A court in Moscow rejected an appeal on Tuesday by the Wall Street Journal reporter Evan Gershkovich against his detention, more than a year after he became the first American journalist arrested on spying charges in Russia since the Cold War.

The court ruled that Mr. Gershkovich, 32, must stay in a high-security prison in Moscow at least until the end of June, The Journal and news agencies reported. With no trial date yet set, Mr. Gershkovich’s detention is likely to be extended further.

Mr. Gershkovich, his employer and the U. S. government have vehemently rejected the espionage charges against him. The White House has designated Mr.
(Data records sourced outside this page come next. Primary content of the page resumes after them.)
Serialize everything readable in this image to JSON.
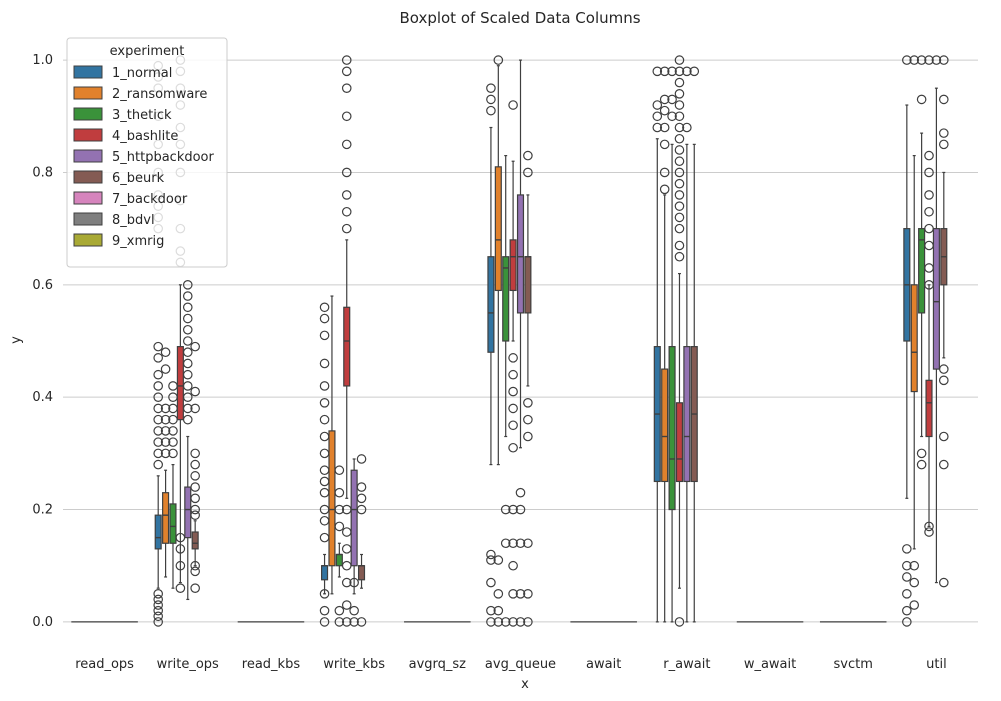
{
  "chart_data": {
    "type": "boxplot",
    "title": "Boxplot of Scaled Data Columns",
    "xlabel": "x",
    "ylabel": "y",
    "ylim": [
      -0.05,
      1.05
    ],
    "yticks": [
      0.0,
      0.2,
      0.4,
      0.6,
      0.8,
      1.0
    ],
    "ytick_labels": [
      "0.0",
      "0.2",
      "0.4",
      "0.6",
      "0.8",
      "1.0"
    ],
    "grid": "horizontal",
    "legend": {
      "title": "experiment",
      "placement": "top-left",
      "entries": [
        {
          "name": "1_normal",
          "color": "#3274a1"
        },
        {
          "name": "2_ransomware",
          "color": "#e1812c"
        },
        {
          "name": "3_thetick",
          "color": "#3a923a"
        },
        {
          "name": "4_bashlite",
          "color": "#c03d3e"
        },
        {
          "name": "5_httpbackdoor",
          "color": "#9372b2"
        },
        {
          "name": "6_beurk",
          "color": "#845b53"
        },
        {
          "name": "7_backdoor",
          "color": "#d684bd"
        },
        {
          "name": "8_bdvl",
          "color": "#7f7f7f"
        },
        {
          "name": "9_xmrig",
          "color": "#a9aa35"
        }
      ]
    },
    "categories": [
      "read_ops",
      "write_ops",
      "read_kbs",
      "write_kbs",
      "avgrq_sz",
      "avg_queue",
      "await",
      "r_await",
      "w_await",
      "svctm",
      "util"
    ],
    "groups": [
      {
        "category": "read_ops",
        "boxes": []
      },
      {
        "category": "write_ops",
        "boxes": [
          {
            "series": "1_normal",
            "q1": 0.13,
            "median": 0.15,
            "q3": 0.19,
            "wlo": 0.06,
            "whi": 0.26,
            "outliers": [
              0.0,
              0.01,
              0.02,
              0.03,
              0.04,
              0.05,
              0.28,
              0.3,
              0.32,
              0.34,
              0.36,
              0.38,
              0.4,
              0.42,
              0.44,
              0.47,
              0.49,
              0.7,
              0.72,
              0.74,
              0.76,
              0.8,
              0.85,
              0.9,
              0.95,
              0.97,
              0.99
            ]
          },
          {
            "series": "2_ransomware",
            "q1": 0.14,
            "median": 0.19,
            "q3": 0.23,
            "wlo": 0.08,
            "whi": 0.27,
            "outliers": [
              0.3,
              0.32,
              0.34,
              0.36,
              0.38,
              0.45,
              0.48
            ]
          },
          {
            "series": "3_thetick",
            "q1": 0.14,
            "median": 0.17,
            "q3": 0.21,
            "wlo": 0.06,
            "whi": 0.28,
            "outliers": [
              0.3,
              0.32,
              0.34,
              0.36,
              0.38,
              0.4,
              0.42
            ]
          },
          {
            "series": "4_bashlite",
            "q1": 0.36,
            "median": 0.42,
            "q3": 0.49,
            "wlo": 0.07,
            "whi": 0.6,
            "outliers": [
              0.06,
              0.1,
              0.13,
              0.15,
              0.64,
              0.66,
              0.7,
              0.75,
              0.8,
              0.85,
              0.88,
              0.92,
              0.95,
              0.98,
              1.0
            ]
          },
          {
            "series": "5_httpbackdoor",
            "q1": 0.15,
            "median": 0.2,
            "q3": 0.24,
            "wlo": 0.04,
            "whi": 0.33,
            "outliers": [
              0.36,
              0.38,
              0.4,
              0.42,
              0.44,
              0.46,
              0.48,
              0.5,
              0.52,
              0.54,
              0.56,
              0.58,
              0.6
            ]
          },
          {
            "series": "6_beurk",
            "q1": 0.13,
            "median": 0.14,
            "q3": 0.16,
            "wlo": 0.1,
            "whi": 0.18,
            "outliers": [
              0.06,
              0.09,
              0.1,
              0.19,
              0.2,
              0.22,
              0.24,
              0.26,
              0.28,
              0.3,
              0.38,
              0.41,
              0.49
            ]
          }
        ]
      },
      {
        "category": "read_kbs",
        "boxes": []
      },
      {
        "category": "write_kbs",
        "boxes": [
          {
            "series": "1_normal",
            "q1": 0.075,
            "median": 0.1,
            "q3": 0.1,
            "wlo": 0.05,
            "whi": 0.12,
            "outliers": [
              0.0,
              0.02,
              0.05,
              0.15,
              0.18,
              0.2,
              0.23,
              0.25,
              0.27,
              0.3,
              0.33,
              0.36,
              0.39,
              0.42,
              0.46,
              0.51,
              0.54,
              0.56
            ]
          },
          {
            "series": "2_ransomware",
            "q1": 0.1,
            "median": 0.2,
            "q3": 0.34,
            "wlo": 0.05,
            "whi": 0.58,
            "outliers": []
          },
          {
            "series": "3_thetick",
            "q1": 0.1,
            "median": 0.12,
            "q3": 0.12,
            "wlo": 0.08,
            "whi": 0.14,
            "outliers": [
              0.0,
              0.02,
              0.17,
              0.2,
              0.23,
              0.27
            ]
          },
          {
            "series": "4_bashlite",
            "q1": 0.42,
            "median": 0.5,
            "q3": 0.56,
            "wlo": 0.22,
            "whi": 0.68,
            "outliers": [
              0.0,
              0.03,
              0.07,
              0.1,
              0.13,
              0.16,
              0.2,
              0.7,
              0.73,
              0.76,
              0.8,
              0.85,
              0.9,
              0.95,
              0.98,
              1.0
            ]
          },
          {
            "series": "5_httpbackdoor",
            "q1": 0.1,
            "median": 0.2,
            "q3": 0.27,
            "wlo": 0.05,
            "whi": 0.29,
            "outliers": [
              0.0,
              0.02,
              0.07
            ]
          },
          {
            "series": "6_beurk",
            "q1": 0.075,
            "median": 0.1,
            "q3": 0.1,
            "wlo": 0.06,
            "whi": 0.12,
            "outliers": [
              0.0,
              0.2,
              0.22,
              0.24,
              0.29
            ]
          }
        ]
      },
      {
        "category": "avgrq_sz",
        "boxes": []
      },
      {
        "category": "avg_queue",
        "boxes": [
          {
            "series": "1_normal",
            "q1": 0.48,
            "median": 0.55,
            "q3": 0.65,
            "wlo": 0.28,
            "whi": 0.88,
            "outliers": [
              0.0,
              0.02,
              0.07,
              0.11,
              0.12,
              0.91,
              0.93,
              0.95
            ]
          },
          {
            "series": "2_ransomware",
            "q1": 0.59,
            "median": 0.68,
            "q3": 0.81,
            "wlo": 0.28,
            "whi": 0.99,
            "outliers": [
              0.0,
              0.02,
              0.05,
              0.11,
              1.0
            ]
          },
          {
            "series": "3_thetick",
            "q1": 0.5,
            "median": 0.63,
            "q3": 0.65,
            "wlo": 0.33,
            "whi": 0.83,
            "outliers": [
              0.0,
              0.14,
              0.2
            ]
          },
          {
            "series": "4_bashlite",
            "q1": 0.59,
            "median": 0.65,
            "q3": 0.68,
            "wlo": 0.5,
            "whi": 0.82,
            "outliers": [
              0.0,
              0.05,
              0.1,
              0.14,
              0.2,
              0.31,
              0.35,
              0.38,
              0.41,
              0.44,
              0.47,
              0.92
            ]
          },
          {
            "series": "5_httpbackdoor",
            "q1": 0.55,
            "median": 0.65,
            "q3": 0.76,
            "wlo": 0.31,
            "whi": 1.0,
            "outliers": [
              0.0,
              0.05,
              0.14,
              0.2,
              0.23
            ]
          },
          {
            "series": "6_beurk",
            "q1": 0.55,
            "median": 0.65,
            "q3": 0.65,
            "wlo": 0.42,
            "whi": 0.76,
            "outliers": [
              0.0,
              0.05,
              0.14,
              0.33,
              0.36,
              0.39,
              0.8,
              0.83
            ]
          }
        ]
      },
      {
        "category": "await",
        "boxes": []
      },
      {
        "category": "r_await",
        "boxes": [
          {
            "series": "1_normal",
            "q1": 0.25,
            "median": 0.37,
            "q3": 0.49,
            "wlo": 0.0,
            "whi": 0.86,
            "outliers": [
              0.88,
              0.9,
              0.92,
              0.98
            ]
          },
          {
            "series": "2_ransomware",
            "q1": 0.25,
            "median": 0.33,
            "q3": 0.45,
            "wlo": 0.0,
            "whi": 0.76,
            "outliers": [
              0.77,
              0.8,
              0.85,
              0.88,
              0.91,
              0.93,
              0.98
            ]
          },
          {
            "series": "3_thetick",
            "q1": 0.2,
            "median": 0.29,
            "q3": 0.49,
            "wlo": 0.0,
            "whi": 0.85,
            "outliers": [
              0.9,
              0.93,
              0.98
            ]
          },
          {
            "series": "4_bashlite",
            "q1": 0.25,
            "median": 0.29,
            "q3": 0.39,
            "wlo": 0.06,
            "whi": 0.62,
            "outliers": [
              0.0,
              0.65,
              0.67,
              0.7,
              0.72,
              0.74,
              0.76,
              0.78,
              0.8,
              0.82,
              0.84,
              0.86,
              0.88,
              0.9,
              0.92,
              0.94,
              0.96,
              0.98,
              1.0
            ]
          },
          {
            "series": "5_httpbackdoor",
            "q1": 0.25,
            "median": 0.33,
            "q3": 0.49,
            "wlo": 0.0,
            "whi": 0.85,
            "outliers": [
              0.88,
              0.98
            ]
          },
          {
            "series": "6_beurk",
            "q1": 0.25,
            "median": 0.37,
            "q3": 0.49,
            "wlo": 0.0,
            "whi": 0.85,
            "outliers": [
              0.98
            ]
          }
        ]
      },
      {
        "category": "w_await",
        "boxes": []
      },
      {
        "category": "svctm",
        "boxes": []
      },
      {
        "category": "util",
        "boxes": [
          {
            "series": "1_normal",
            "q1": 0.5,
            "median": 0.6,
            "q3": 0.7,
            "wlo": 0.22,
            "whi": 0.92,
            "outliers": [
              0.0,
              0.02,
              0.05,
              0.08,
              0.1,
              0.13,
              1.0
            ]
          },
          {
            "series": "2_ransomware",
            "q1": 0.41,
            "median": 0.48,
            "q3": 0.6,
            "wlo": 0.13,
            "whi": 0.83,
            "outliers": [
              0.03,
              0.07,
              0.1,
              1.0
            ]
          },
          {
            "series": "3_thetick",
            "q1": 0.55,
            "median": 0.68,
            "q3": 0.7,
            "wlo": 0.33,
            "whi": 0.87,
            "outliers": [
              0.28,
              0.3,
              0.93,
              1.0
            ]
          },
          {
            "series": "4_bashlite",
            "q1": 0.33,
            "median": 0.39,
            "q3": 0.43,
            "wlo": 0.17,
            "whi": 0.6,
            "outliers": [
              0.16,
              0.17,
              0.6,
              0.63,
              0.67,
              0.7,
              0.73,
              0.76,
              0.8,
              0.83,
              1.0
            ]
          },
          {
            "series": "5_httpbackdoor",
            "q1": 0.45,
            "median": 0.57,
            "q3": 0.7,
            "wlo": 0.07,
            "whi": 0.95,
            "outliers": [
              1.0
            ]
          },
          {
            "series": "6_beurk",
            "q1": 0.6,
            "median": 0.65,
            "q3": 0.7,
            "wlo": 0.47,
            "whi": 0.8,
            "outliers": [
              0.07,
              0.28,
              0.33,
              0.43,
              0.45,
              0.85,
              0.87,
              0.93,
              1.0
            ]
          }
        ]
      }
    ]
  }
}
Gershkovich as “wrongfully detained,” a status tantamount to being a political prisoner.

In its statement on Tuesday, The Journal said that it “continues to be outrageous that Evan has been wrongfully detained by the Russian government for more than a year.”

“Evan’s freedom is long overdue, and we urge the administration to do everything in their power to secure his release,” the statement said.

Unlike at many other hearings, reporters were allowed into the courtroom on Tuesday. According to Reuters, Mr. Gershkovich stood in a glass box and greeted his media colleagues. The Associated Press described Mr. Gershkovich as looking relaxed.

At the end of March last year, Mr. Gershkovich was arrested by agents of the Federal Security Service, Russia’s main security service, while on a reporting trip to Yekaterinburg, a major Russian industrial city east of Moscow.

The security service has not publicly presented any evidence to support the spying charge. In February, President Vladimir V. Putin claimed that Mr. Gershkovich “was receiving classified, confidential information” and “did it covertly.”

Mr. Gershkovich’s arrest was one in a series of detentions of American nationals in Russia over the past six years, a process that has raised fears that the Kremlin is seeking to use U.S. citizens as bargaining chips to be exchanged for Russian individuals held in the West.

In February, Mr. Putin said that talks were underway over a potential exchange of Mr. Gershkovich for a Russian national held abroad. In March, a Russian deputy foreign minister, Sergei A. Ryabkov, told TASS, a state news agency, that prisoner exchange talks were conducted “through a specialized closed channel.”